Opened 14 years ago
Closed 7 years ago
#7436 closed enhancement (no change required)
Nightly stability chart (user editable)
Reported by: | jrabbit | Owned by: | haiku-web |
---|---|---|---|
Priority: | normal | Milestone: | Unscheduled |
Component: | Website | Version: | |
Keywords: | gsoc2011 | Cc: | |
Blocked By: | Blocking: | ||
Platform: | All |
Description
A demo: http://serenity.jrfxmedia.com:8080/ Source: https://github.com/jrabbit/are-we-stable-yet
Most of the work is done in Python. I used the Bottle framework, jQuery UI and Fabric. This was my first time using Bottle and Fabric.
Bonus features:
HTTP GET'ing http://serenity.jrfxmedia.com:8080/working/r4000 will set the revision to a "working" state. http://serenity.jrfxmedia.com:8080/nightlies exposes a json dict of the database.
Change History (6)
comment:1 by , 14 years ago
comment:2 by , 14 years ago
I like the idea!

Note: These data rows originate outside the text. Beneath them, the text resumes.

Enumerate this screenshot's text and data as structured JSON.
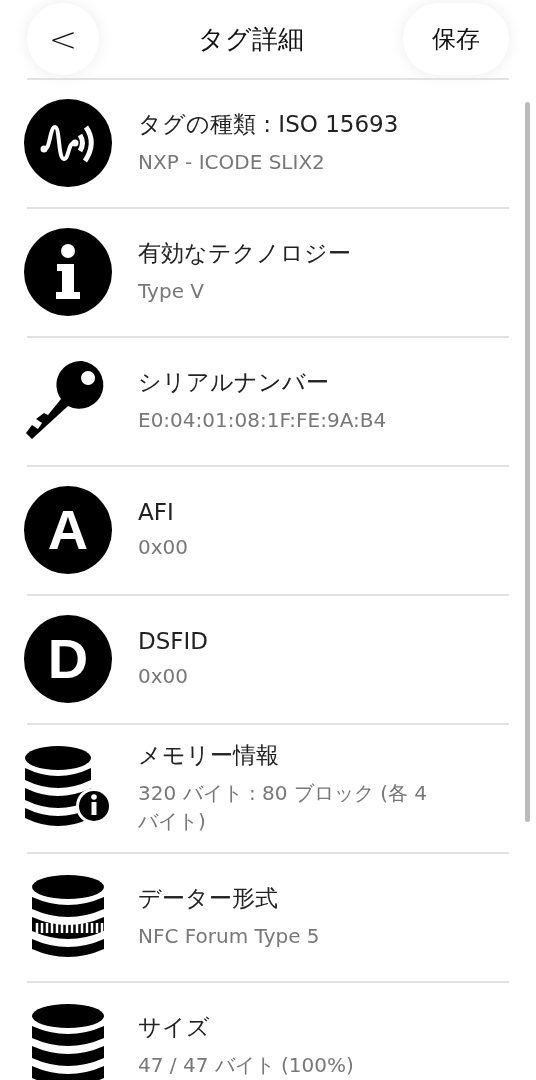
{
  "header": {
    "back": "<",
    "title": "タグ詳細",
    "save": "保存"
  },
  "rows": [
    {
      "kind": "nfc",
      "label": "タグの種類 : ISO 15693",
      "value": "NXP - ICODE SLIX2"
    },
    {
      "kind": "info",
      "label": "有効なテクノロジー",
      "value": "Type V"
    },
    {
      "kind": "key",
      "label": "シリアルナンバー",
      "value": "E0:04:01:08:1F:FE:9A:B4"
    },
    {
      "kind": "letter",
      "letter": "A",
      "label": "AFI",
      "value": "0x00"
    },
    {
      "kind": "letter",
      "letter": "D",
      "label": "DSFID",
      "value": "0x00"
    },
    {
      "kind": "database-info",
      "label": "メモリー情報",
      "value": "320 バイト : 80 ブロック (各 4 バイト)"
    },
    {
      "kind": "database-format",
      "label": "データー形式",
      "value": "NFC Forum Type 5"
    },
    {
      "kind": "database",
      "label": "サイズ",
      "value": "47 / 47 バイト (100%)"
    }
  ]
}
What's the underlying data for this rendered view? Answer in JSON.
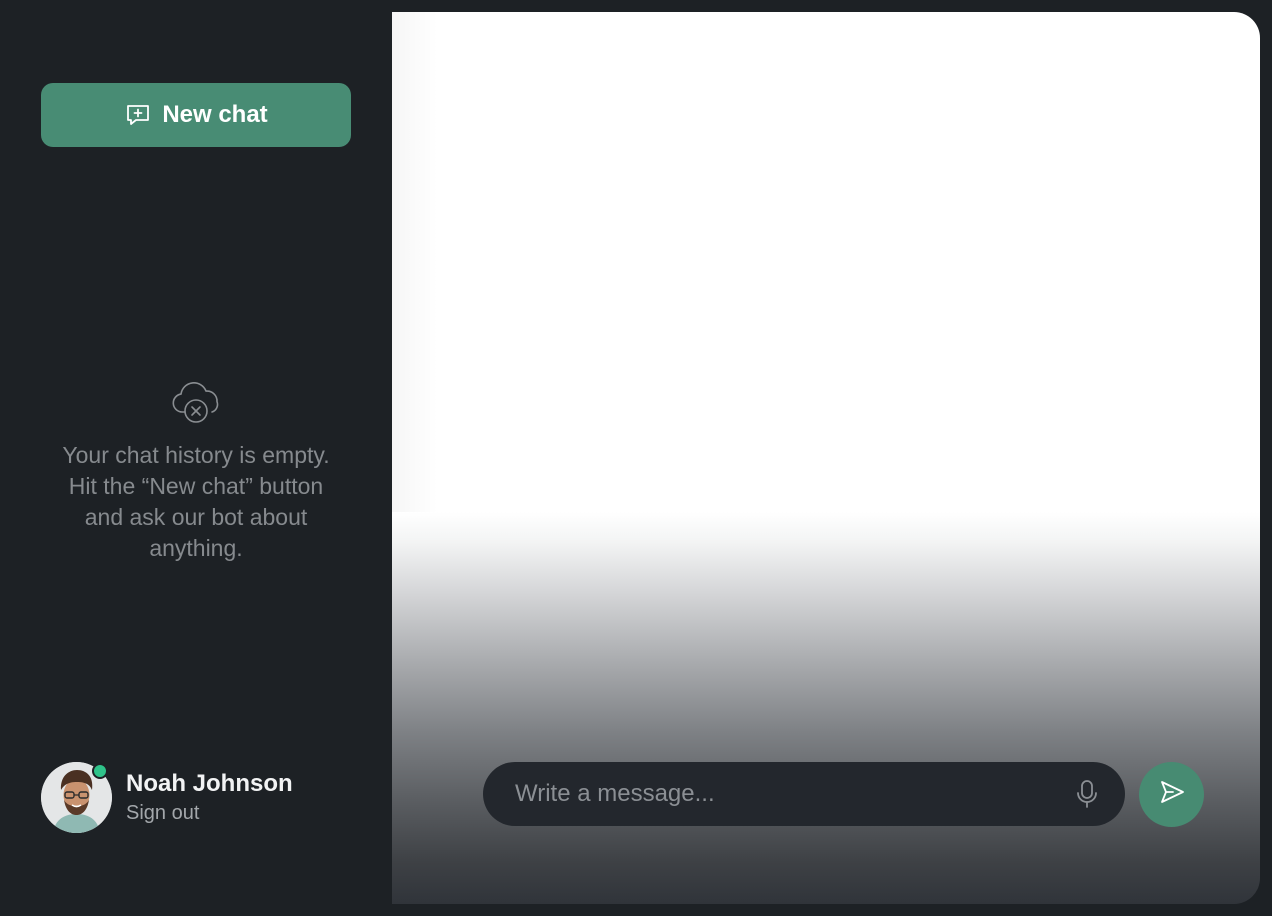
{
  "sidebar": {
    "new_chat_label": "New chat",
    "empty_state_text": "Your chat history is empty.\nHit the “New chat” button\nand ask our bot about\nanything."
  },
  "user": {
    "name": "Noah Johnson",
    "sign_out_label": "Sign out",
    "status": "online",
    "status_color": "#2fc38a"
  },
  "composer": {
    "placeholder": "Write a message...",
    "value": ""
  },
  "icons": {
    "new_chat": "chat-plus-icon",
    "empty_history": "cloud-x-icon",
    "mic": "microphone-icon",
    "send": "send-icon"
  },
  "colors": {
    "accent": "#488c74",
    "sidebar_bg": "#1d2125",
    "composer_bg": "#23272d"
  }
}
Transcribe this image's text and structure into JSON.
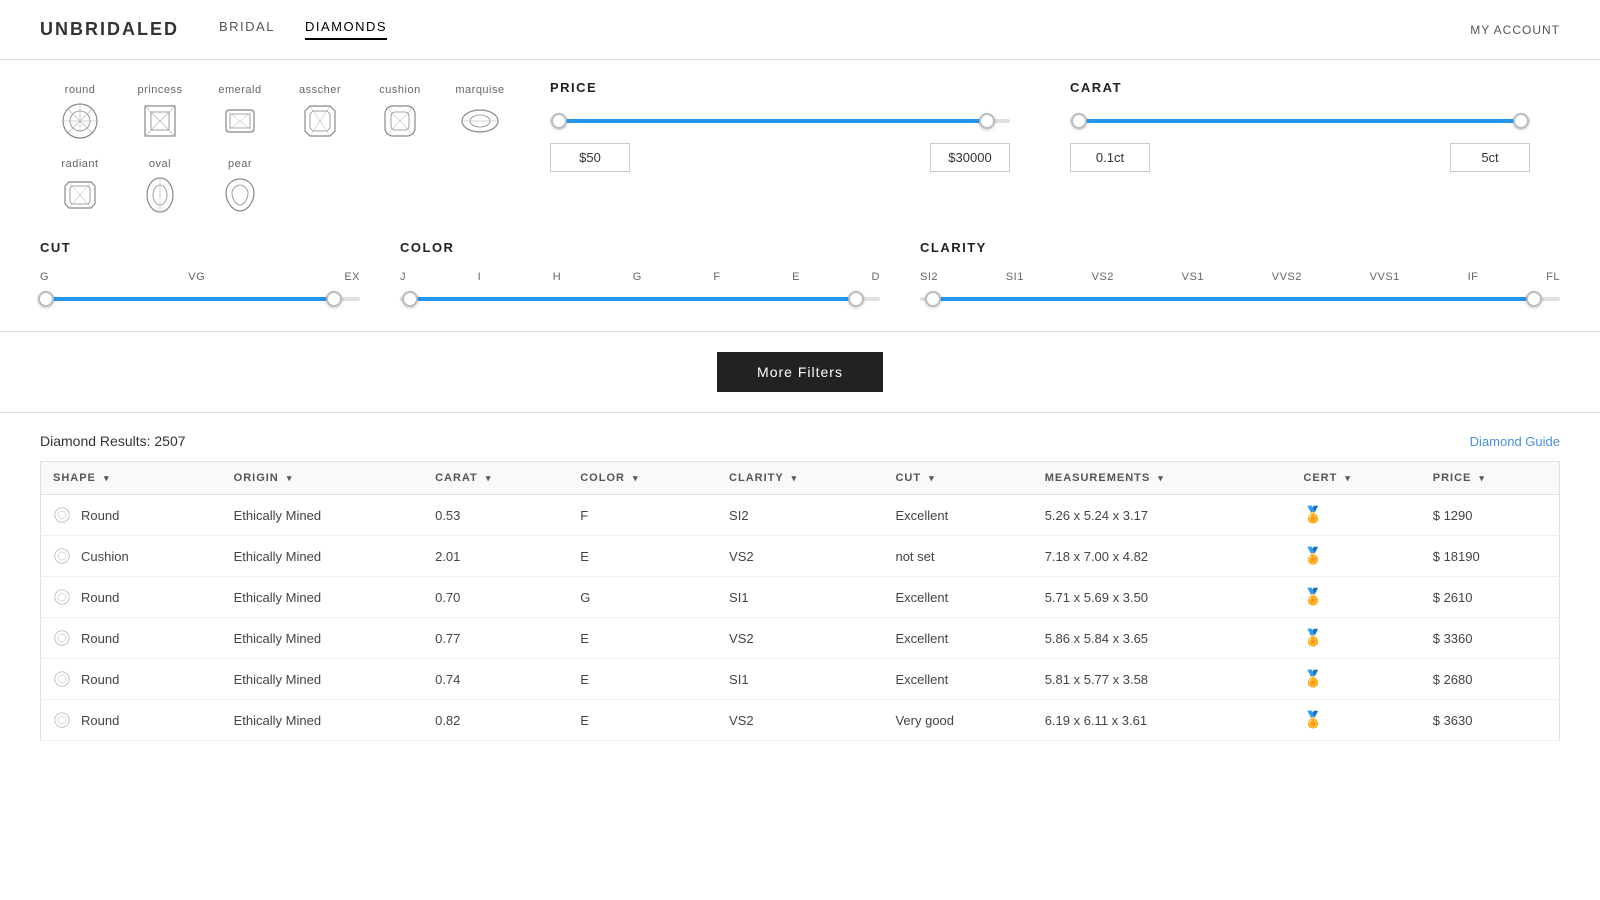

How about having optional comments for every entry? People could add what exactly is unstable. It may be just one component, like recently the synaptics touchpad acting up. For people on desktops with a normal mouse, the release may have been perfectly stable. One could add a link to the respective ticket in trac.
I'd also prefer a vertical list instead of a horizontal scroller with big buttons.
comment:3 by , 14 years ago
A vertical list could be done as a preference. I don't want to encourage what should be a trac ticket as a comment, so maybe it can only allow a trac link with the title displayed.
I'll probably start the the alternate view since that can be done in pure python, then look at the extended reporting.
comment:4 by , 14 years ago
Ok it now has a table view, accepts trac tickets, and even validates the trac tickets.
https://github.com/jrabbit/are-we-stable-yet/commits/master
comment:5 by , 10 years ago
Milestone: | R1 → Unscheduled |
---|
comment:6 by , 7 years ago
Resolution: | → no change required |
---|---|
Status: | new → closed |
Closing due to the age of the ticket.
This chart tracks [the last user] report of stability on a given Haiku revision. This is mostly to track known "unstable" or "bad" builds so that users can find stable nightlies and so the Haiku team can see trends in stability. It would be fairly trivial to add graphing for this purpose. Multiple "votes" on stability could be counted but until a problem emerges good/bad is enough for now.